Per un po’ di real Memphis Soul Stew il produttore fece volare i Memphis Horns al gran completo ( Andrew Lowe alla sax e Wayne Jackson alla tromba aumentati da Jack Hale al trombone, Roger Hopps alla seconda tromba, Jimmy Mitchell al baritono e Lou Collins al sax tenore ) ai quali affidò gli arrangiamenti del fido Arif Mardin e quelli di Larry Wilcox e Tom Dowd ( il celebre tecnico residente della Atlantic scrisse quello di “don’t play that song” fischiettando !…).
Jerry confermò ai cori The Sweetharts of Soul per un motivo espressamente politico e cioè perché il trio composto da Margaret Branch e Pat Smith era guidato da Brenda Bryant, cugina di Aretha. Considerato che il nuovo manager della Franklin era il fratello reverend Cecil Franklin che aveva preso in consegna il potere precedentemente dato all’ex marito Ted White, era facile intravedere nella mossa del produttore Wexler la ferma intenzione di bilanciare i “nuovi arrivi” con una controparte friendly & familiar.

La Atlantic si rese conto fin da subito che l’evento poteva costituire una fonte incredibile di successo, di autorevolezza sul mercato e di ineguagliabile catalogo nei decenni a venire.

La decisione di affidare la direzione d’orchestra King Curtis fu un’altra mossa strategica, nata nelle circostanze più singolari. Curtis Ousley, legato alla Atlantic sin da quando nel 1958 partecipò alle sessions per The Coaster, Clyde Mc Phatter e Chuck Wills era uno dei più affidabili bracci destri dell’etichetta.

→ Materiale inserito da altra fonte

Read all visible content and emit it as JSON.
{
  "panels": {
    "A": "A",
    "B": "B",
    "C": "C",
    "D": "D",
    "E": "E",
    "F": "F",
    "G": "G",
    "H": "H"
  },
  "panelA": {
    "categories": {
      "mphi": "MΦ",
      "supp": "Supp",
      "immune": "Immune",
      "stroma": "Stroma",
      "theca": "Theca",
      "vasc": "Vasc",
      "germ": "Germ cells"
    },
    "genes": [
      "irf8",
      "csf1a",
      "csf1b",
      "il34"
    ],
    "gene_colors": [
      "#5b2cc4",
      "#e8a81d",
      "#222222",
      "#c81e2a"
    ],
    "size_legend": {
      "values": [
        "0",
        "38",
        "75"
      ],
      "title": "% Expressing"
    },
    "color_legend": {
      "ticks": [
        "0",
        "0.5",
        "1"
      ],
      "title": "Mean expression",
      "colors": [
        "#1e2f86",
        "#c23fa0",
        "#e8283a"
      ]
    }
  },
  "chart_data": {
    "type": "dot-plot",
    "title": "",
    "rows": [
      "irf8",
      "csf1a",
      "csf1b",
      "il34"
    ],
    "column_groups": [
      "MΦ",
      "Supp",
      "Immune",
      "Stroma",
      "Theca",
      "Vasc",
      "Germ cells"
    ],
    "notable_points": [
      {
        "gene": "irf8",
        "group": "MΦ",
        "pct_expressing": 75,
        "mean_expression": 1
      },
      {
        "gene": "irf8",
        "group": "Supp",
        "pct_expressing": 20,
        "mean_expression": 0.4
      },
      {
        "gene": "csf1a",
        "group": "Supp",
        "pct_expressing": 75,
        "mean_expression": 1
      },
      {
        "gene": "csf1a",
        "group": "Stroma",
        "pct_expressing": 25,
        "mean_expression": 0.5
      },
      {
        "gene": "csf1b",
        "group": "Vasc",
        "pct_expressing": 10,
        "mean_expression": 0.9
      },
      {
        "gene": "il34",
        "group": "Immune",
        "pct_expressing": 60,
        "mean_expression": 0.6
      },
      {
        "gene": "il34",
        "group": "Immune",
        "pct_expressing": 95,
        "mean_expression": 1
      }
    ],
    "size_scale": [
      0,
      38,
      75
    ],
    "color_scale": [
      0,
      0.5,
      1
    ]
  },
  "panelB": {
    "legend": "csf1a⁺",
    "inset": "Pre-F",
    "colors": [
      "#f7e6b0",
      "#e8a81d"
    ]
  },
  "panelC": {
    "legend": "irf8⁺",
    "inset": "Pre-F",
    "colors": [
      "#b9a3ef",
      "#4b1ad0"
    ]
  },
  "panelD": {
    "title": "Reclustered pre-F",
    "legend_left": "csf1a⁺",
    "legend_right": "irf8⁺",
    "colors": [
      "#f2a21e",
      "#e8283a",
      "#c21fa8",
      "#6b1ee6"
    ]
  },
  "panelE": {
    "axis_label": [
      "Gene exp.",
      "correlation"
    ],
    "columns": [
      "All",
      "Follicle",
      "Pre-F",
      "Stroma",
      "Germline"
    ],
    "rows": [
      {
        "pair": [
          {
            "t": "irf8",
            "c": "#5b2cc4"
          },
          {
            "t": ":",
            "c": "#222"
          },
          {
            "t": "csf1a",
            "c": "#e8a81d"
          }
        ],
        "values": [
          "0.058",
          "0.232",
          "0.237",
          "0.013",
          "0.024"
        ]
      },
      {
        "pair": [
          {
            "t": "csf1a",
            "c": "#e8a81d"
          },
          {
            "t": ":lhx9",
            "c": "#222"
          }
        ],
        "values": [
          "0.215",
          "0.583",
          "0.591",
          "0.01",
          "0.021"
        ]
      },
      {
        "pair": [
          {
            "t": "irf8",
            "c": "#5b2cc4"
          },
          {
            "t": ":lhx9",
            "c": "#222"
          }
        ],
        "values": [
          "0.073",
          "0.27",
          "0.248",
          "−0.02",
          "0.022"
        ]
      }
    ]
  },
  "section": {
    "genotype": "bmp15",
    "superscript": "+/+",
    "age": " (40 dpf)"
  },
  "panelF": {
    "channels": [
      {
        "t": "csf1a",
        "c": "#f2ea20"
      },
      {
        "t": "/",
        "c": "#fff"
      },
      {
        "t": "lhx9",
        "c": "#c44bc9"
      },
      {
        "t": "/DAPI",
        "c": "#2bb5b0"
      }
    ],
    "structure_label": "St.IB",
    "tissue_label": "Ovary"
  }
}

Negli anni si era bruciato però una buona parte dei soldi guadagnati con i successi di “Soul Serenade” (1964), “Memphis Soul Stew”, “Ode to Billy Joe”(entrambi del 1967 dai dischi “King Curtis plays the The Great Memphis Hits “ e “King Size Soul”), giocando a carte proprio con fratelli Ertgun, Ahmet ed Nesuhi fondatori della Atlantic.

Reticente alla prima proposta di dirigere The Kingpins – come venne chiamata la sezione ritmica della serata – accettò solo quando perse una “mano” di poker con gli Erthgun. Nell’agosto 1971 lo trovarono riverso in una pozza, sotto un ponte a New York City, si dice, per debiti di gioco non pagati.

“Aretha at the Fillmore west “ resta come la più fulgida testimonianza live della cantante nera di tutta la sua interminabile gloriosa carriera. Disco giusto al momento giusto nel posto giusto. La combinazione di materiale eccellente, musicianship stellare, skillful production, intuito manageriale, accettazione dei termini e anche un po’ di culo rendono l’album impedibile e la nuova versione expanded ancora più interessante per capirne l’essenza e il modus operandi di un gruppo di lavoro che la Franklin non avrebbe mai più avuto alle sue spalle, evento quindi unico ed irripetibile. Combinato con il “live at the Fillmore West” di King Curtis è possibile riprodurre una perfetta fotografia delle tre serate. Adesso non resta che aspettare il dvd visto che il concerto venne intermente filmato. Per il piacere di quanti non erano presenti.